Erst nachdem sich in zehn Jahren Tariflosigkeit die Arbeitsbedingungen so drastisch verschlechtert hatten, dass es kaum noch möglich war, neues Personal für die überalterte Belegschaft zu finden, begannen sich die Beschäftigten am Eisenbahnerstädter Krankenhaus erneut zu organisieren. 2017 erkämpften sie einen Haustarifvertrag. Auch in anderen Krankenhäusern Brandenburgs organisierten sich Belegschaften. Mittlerweile gibt es an 13 der 22 kommunalen Häuser wieder Tarifverträge. Doch lediglich das Klinikum Dahme-Spreewald zahlt seit dem 1. Mai Löhne auf TVöD-Niveau.

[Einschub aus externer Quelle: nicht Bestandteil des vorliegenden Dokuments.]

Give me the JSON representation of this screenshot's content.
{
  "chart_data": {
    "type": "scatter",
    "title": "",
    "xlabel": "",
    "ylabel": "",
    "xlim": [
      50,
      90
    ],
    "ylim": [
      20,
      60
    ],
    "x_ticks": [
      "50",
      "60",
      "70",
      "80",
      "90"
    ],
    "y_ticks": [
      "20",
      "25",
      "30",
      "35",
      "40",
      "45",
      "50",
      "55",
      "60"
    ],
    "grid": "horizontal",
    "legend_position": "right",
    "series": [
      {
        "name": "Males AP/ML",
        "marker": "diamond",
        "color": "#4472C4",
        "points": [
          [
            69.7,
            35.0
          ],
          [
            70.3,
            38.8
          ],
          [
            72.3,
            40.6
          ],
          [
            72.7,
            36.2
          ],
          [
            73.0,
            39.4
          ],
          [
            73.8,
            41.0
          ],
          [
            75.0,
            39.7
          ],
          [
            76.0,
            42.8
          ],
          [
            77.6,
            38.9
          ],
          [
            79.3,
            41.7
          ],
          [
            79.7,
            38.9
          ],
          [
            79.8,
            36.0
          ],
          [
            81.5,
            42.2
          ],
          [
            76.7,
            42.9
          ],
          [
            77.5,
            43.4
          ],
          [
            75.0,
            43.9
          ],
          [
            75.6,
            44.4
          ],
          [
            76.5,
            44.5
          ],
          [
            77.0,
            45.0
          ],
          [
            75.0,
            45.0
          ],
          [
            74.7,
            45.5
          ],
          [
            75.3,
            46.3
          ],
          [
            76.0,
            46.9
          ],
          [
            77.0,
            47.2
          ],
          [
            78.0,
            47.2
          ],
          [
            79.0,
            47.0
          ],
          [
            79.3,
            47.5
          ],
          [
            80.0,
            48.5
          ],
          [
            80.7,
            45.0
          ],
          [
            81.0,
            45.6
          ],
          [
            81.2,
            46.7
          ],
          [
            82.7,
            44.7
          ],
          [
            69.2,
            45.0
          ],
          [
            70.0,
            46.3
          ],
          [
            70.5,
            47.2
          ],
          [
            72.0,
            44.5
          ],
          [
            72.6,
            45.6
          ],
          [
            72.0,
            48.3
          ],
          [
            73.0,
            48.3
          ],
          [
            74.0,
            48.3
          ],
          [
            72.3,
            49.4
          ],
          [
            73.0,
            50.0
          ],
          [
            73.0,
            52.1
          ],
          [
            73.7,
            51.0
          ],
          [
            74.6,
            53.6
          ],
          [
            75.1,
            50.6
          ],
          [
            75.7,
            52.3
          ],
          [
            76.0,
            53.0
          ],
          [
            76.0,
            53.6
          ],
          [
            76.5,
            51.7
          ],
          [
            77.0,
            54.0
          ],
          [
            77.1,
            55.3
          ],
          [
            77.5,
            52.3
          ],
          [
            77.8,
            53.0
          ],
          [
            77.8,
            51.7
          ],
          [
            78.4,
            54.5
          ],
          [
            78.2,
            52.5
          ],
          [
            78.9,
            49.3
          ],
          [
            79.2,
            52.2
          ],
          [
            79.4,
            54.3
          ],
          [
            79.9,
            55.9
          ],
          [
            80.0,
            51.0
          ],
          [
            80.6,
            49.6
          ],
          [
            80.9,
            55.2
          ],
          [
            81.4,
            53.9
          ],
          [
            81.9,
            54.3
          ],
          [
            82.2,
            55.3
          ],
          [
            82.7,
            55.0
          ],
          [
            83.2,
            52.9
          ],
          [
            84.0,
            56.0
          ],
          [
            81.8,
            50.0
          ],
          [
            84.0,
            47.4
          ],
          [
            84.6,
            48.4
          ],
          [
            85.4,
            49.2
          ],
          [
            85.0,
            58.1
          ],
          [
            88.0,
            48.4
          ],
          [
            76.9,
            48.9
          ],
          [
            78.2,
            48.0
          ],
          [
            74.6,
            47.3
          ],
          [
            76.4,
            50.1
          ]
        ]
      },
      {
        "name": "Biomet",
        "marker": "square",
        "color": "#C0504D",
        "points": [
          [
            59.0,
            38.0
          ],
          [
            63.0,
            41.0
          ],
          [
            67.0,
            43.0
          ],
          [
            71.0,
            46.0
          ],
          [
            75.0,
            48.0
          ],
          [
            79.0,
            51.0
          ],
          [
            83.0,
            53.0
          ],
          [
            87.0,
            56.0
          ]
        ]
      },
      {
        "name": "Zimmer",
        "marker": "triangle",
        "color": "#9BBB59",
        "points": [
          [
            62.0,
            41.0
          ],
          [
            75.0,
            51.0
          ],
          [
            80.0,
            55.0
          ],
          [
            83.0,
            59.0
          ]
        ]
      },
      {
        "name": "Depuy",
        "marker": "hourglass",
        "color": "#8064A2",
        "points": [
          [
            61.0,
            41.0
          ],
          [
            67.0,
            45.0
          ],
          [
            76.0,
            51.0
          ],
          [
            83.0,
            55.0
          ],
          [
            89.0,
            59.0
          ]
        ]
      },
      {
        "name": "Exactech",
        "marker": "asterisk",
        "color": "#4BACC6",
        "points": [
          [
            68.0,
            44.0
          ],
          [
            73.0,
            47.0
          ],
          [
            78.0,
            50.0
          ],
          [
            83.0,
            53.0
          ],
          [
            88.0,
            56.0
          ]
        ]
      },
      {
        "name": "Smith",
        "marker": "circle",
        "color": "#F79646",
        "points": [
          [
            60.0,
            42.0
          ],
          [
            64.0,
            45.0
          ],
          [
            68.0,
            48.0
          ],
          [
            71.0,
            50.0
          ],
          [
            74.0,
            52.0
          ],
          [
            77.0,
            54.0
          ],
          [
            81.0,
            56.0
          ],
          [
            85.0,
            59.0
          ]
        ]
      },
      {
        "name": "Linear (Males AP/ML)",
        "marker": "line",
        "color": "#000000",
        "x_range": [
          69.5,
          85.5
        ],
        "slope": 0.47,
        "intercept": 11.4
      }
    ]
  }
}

Was den Cottbusser Verdi-Gewerkschaftssekretär Ralf Franke besonders empört: Im vergangenen Tarifangebot der sogenannten Arbeitgeber in Eisenhüttenstadt liegt der Tabellenlohn für die unterste Gehaltsstufe noch nicht einmal auf der Höhe des Vergabemindestlohns des Landes Brandenburg. »Wenn die Kommunen und kommunale Unternehmen Aufträge an externe Firmen vergeben«, so Franke, »müssen diese mindestens 10,68 Euro die Stunde zahlen. Doch einige kommunale Krankenhäuser und deren Tochtergesellschaften selber zahlen diesen Lohn nicht an ihre Beschäftigten!«

Kaum besser sieht es bei den höheren Gehaltsstufen aus. Franke: »Eine Pflegefachkraft in der Psychiatrie beispielsweise, die seit zehn Jahren hier arbeitet, verdient 830 Euro monatlich weniger als ihre Kollegin an einem Haus, das nach TVöD bezahlt.« Geld genug für ein besseres Angebot wäre auch in Eisenhüttenstadt da: Zuletzt erwirtschaftete das Krankenhaus einen Überschuss von zwei Millionen Euro.

Während der Demonstration ziehen die Pflegekräfte an verfallenen Plattenbauten vorbei, ihr Ziel ist eine Sporthalle, die verlassen auf einer riesigen Wiese steht. Hier in der »Inselhalle« findet die Sitzung des Kreistages statt. Die Beschäftigten erwarten von den Mandatsträgern, dass sie als Eigentümer des Krankenhauses Verantwortung übernehmen. Vor allem erwarten sie vom ehemaligen IG-Metall Betriebsrat der Hüttenwerke und jetzigen Bürgermeister Frank Balzer, dass er Stellung bezieht. Fehlanzeige. »Ich unterstütze euch, wenn ihr euch auf Bundesebene für eine Reformierung der Krankenhausfinanzierung einsetzt«, sagte er den Protestierenden.

Gewerkschafter Franke zeigt sich von seinem alten Gewerkschaftskollegen mit Bürgermeisterkette enttäuscht. Entmutigen indes lässt er sich nicht: »Wir kämpfen auf Bundesebene für eine Abschaffung des Fallpauschalensystems, auf Landesebene für eine Ausfinanzierung der Krankenhäuser«, betont er. Und auf kommunaler Ebene natürlich für eine Rückkehr zum TVöD.